The cashier works differently.
The moment the plate appears, he says “twelve ringgit.”
No pause.
No visible thinking.
No loading indicator.
The verdict is clear.
The cashier wins.
His processing is fully standalone.
Offline.
Zero latency.
This is edge computing in its purest form.
Occlusion
Next comes the domain where AI struggles most.
Ingredients buried under curry.
An egg hidden behind okra.
Squid submerged in sauce.
Vision alone is not enough.
If it cannot be seen, it may as well not exist.
AI reasons from pixels.
The cashier does not.
He looks at volume.
At how the rice rises.
At weight and density.
From tens of thousands of plates stored in memory, he infers: this bulge is an egg.
If uncertain, he can call an existing API.
“What’s this?”
Voice input.
Against a human, that option exists.
Call it a draw, or a narrow win for the cashier.
Humans do not rely on vision alone.

Energy efficiency
Then there is cost.
On the AI side: GPUs, servers, cooling systems, electricity.
Large amounts of energy consumed out of sight.
On the human side:
One cup of teh tarik in the morning.
A piece of roti canai.
That is enough to sustain high-precision inference well past noon.
The verdict is decisive.
The cashier is an extremely energy-efficient computing unit.

Explainability
AI can explain itself.
“Chicken: 5 RM.
Okra: 1 RM.
Egg: 1 RM.
Total: 7 RM.”
Clear.
Transparent.
Consistent.
The cashier does not explain.
Or cannot.
His logic is a black box.
Sometimes it is cheaper.
Sometimes more expensive.
Regular-customer adjustment.
Mood coefficient.
Dynamic pricing for tourists.
None of this is logged.
Yet this fluctuation is part of the dish itself.
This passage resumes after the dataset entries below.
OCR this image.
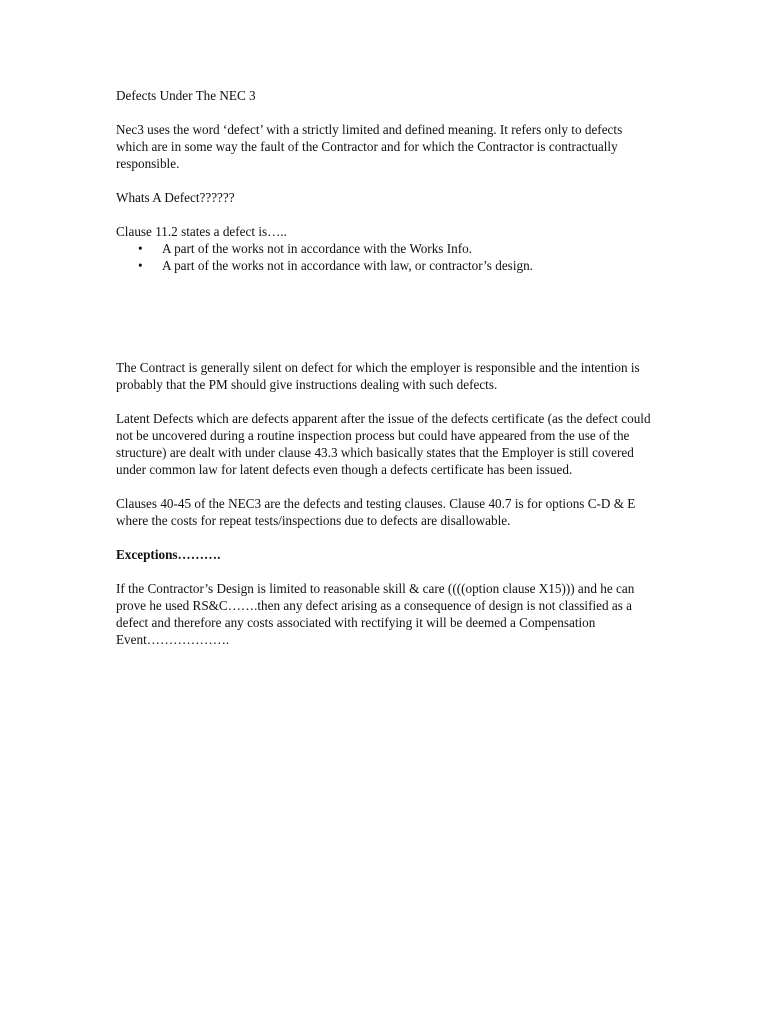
Defects Under The NEC 3

Nec3 uses the word ‘defect’ with a strictly limited and defined meaning. It refers only to defects which are in some way the fault of the Contractor and for which the Contractor is contractually responsible.

Whats A Defect??????

Clause 11.2 states a defect is…..

• A part of the works not in accordance with the Works Info.
• A part of the works not in accordance with law, or contractor’s design.

The Contract is generally silent on defect for which the employer is responsible and the intention is probably that the PM should give instructions dealing with such defects.

Latent Defects which are defects apparent after the issue of the defects certificate (as the defect could not be uncovered during a routine inspection process but could have appeared from the use of the structure) are dealt with under clause 43.3 which basically states that the Employer is still covered under common law for latent defects even though a defects certificate has been issued.

Clauses 40-45 of the NEC3 are the defects and testing clauses. Clause 40.7 is for options C-D & E where the costs for repeat tests/inspections due to defects are disallowable.

Exceptions……….

If the Contractor’s Design is limited to reasonable skill & care ((((option clause X15))) and he can prove he used RS&C…….then any defect arising as a consequence of design is not classified as a defect and therefore any costs associated with rectifying it will be deemed a Compensation Event……………….
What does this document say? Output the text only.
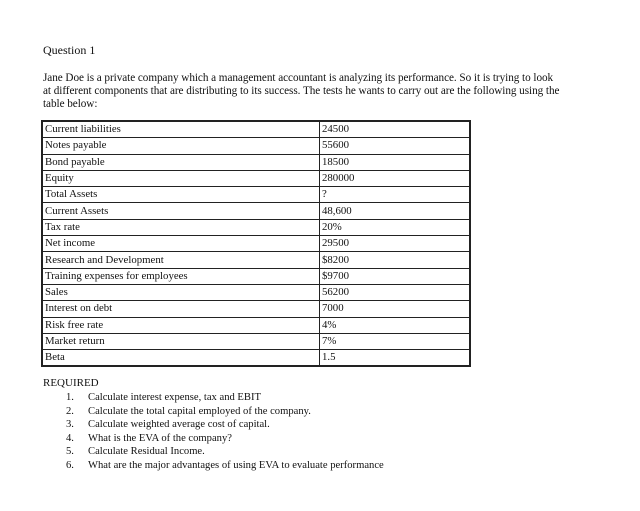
Question 1
Jane Doe is a private company which a management accountant is analyzing its performance. So it is trying to look
at different components that are distributing to its success. The tests he wants to carry out are the following using the
table below:
Current liabilities	24500
Notes payable	55600
Bond payable	18500
Equity	280000
Total Assets	?
Current Assets	48,600
Tax rate	20%
Net income	29500
Research and Development	$8200
Training expenses for employees	$9700
Sales	56200
Interest on debt	7000
Risk free rate	4%
Market return	7%
Beta	1.5
REQUIRED
1.	Calculate interest expense, tax and EBIT
2.	Calculate the total capital employed of the company.
3.	Calculate weighted average cost of capital.
4.	What is the EVA of the company?
5.	Calculate Residual Income.
6.	What are the major advantages of using EVA to evaluate performance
Discretion cannot be implemented
In raw recognition accuracy, AI will eventually catch up.
Occlusion and sauce will be solved.
Still, it will not win.
The reason is simple.
The cashier has discretion.
The same plate can cost different amounts, depending on who is standing in front of him.
This is inaccurate.
Inefficient.
Illogical.
And yet that ambiguity binds the shop and its customers.
The accounting of nasi kandar is not calculation.
It is an algorithm of human relationships.
For now, this remains human territory.